Today's wealth of data can make marrying scouting to player development more beneficial.

"'What can we identify? What can we measure?' And then the second piece out of what we have measured is, 'What can we develop? What can we help change?'" Coughlin said. "That's where collaboration between scouting and player development is so important."

In February, Timpanelli traveled west with his new slider.

Nearly a year after his tryout, Gozzo drove from Oklahoma to the Reds' minor-league clubhouse with his new motion. He found his locker and a Reds jersey with his last name stitched to the back.

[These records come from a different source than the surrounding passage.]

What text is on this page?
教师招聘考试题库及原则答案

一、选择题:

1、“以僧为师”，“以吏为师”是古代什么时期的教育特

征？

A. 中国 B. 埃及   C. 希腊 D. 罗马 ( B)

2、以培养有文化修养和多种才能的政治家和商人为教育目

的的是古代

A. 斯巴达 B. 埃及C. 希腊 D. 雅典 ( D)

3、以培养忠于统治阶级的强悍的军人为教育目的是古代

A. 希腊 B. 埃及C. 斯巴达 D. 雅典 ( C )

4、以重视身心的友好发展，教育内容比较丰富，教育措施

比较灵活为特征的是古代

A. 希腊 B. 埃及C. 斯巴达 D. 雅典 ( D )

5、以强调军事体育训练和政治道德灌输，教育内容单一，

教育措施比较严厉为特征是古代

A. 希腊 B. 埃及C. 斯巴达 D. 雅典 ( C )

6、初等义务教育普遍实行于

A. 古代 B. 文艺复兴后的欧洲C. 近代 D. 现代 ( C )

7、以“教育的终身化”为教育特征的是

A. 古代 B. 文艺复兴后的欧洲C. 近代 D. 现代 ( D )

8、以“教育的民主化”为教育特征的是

"The first thing I did was take a picture and send it to my family," Gozzo said. "All offseason, it didn't seem like I was a pitcher. I was training at my old college where I was an outfielder. It didn't become real until the first live at-bats we had in the spring."

                    

Gozzo and Timpanelli surprised Reds officials in the spring. Timpanelli's slider darted like Adam Ottavino's, while they pulled Gozza aside to show him that his changeup was his most effective pitch. The Reds decided that both players - a Division II outfielder and a men's league catcher - were good enough to open the minor-league season with the Daytona Tortugas in Low-A.

Jake Gozzo pitching for Daytona. Daytona Tortugas

In the bottom of the second inning May 7, Gozzo made his first pro outing. His heart raced. He took the ball, tried to shake off whatever nerves existed, and hit the first batter he faced. But he struck out the next two and pitched two shutout innings, striking out four.

"I don't process anything until I am off the mound," Gozzo said. "When we got the video in the clubhouse, I was screen-recording it. I watched (the first strikeout) over and over again."

He's only allowed nine hits in 15 innings and has struck out 13, though he has walked 21.

Timpanelli debuted May 4 and pitched a perfect inning. He's struck out 24 in his first 16 2/3 innings. He's only allowed four hits but has walked 13. He owns a 2.16 ERA. He was built from scratch in six months. What if he opens the door for others like him?

"I kinda got out there and felt like I belonged there," Timpanelli said of his debut. "Not many nerves. I thought, 'Hey, this is where I should be.'"

Travis Sawchik is theScore's senior baseball writer.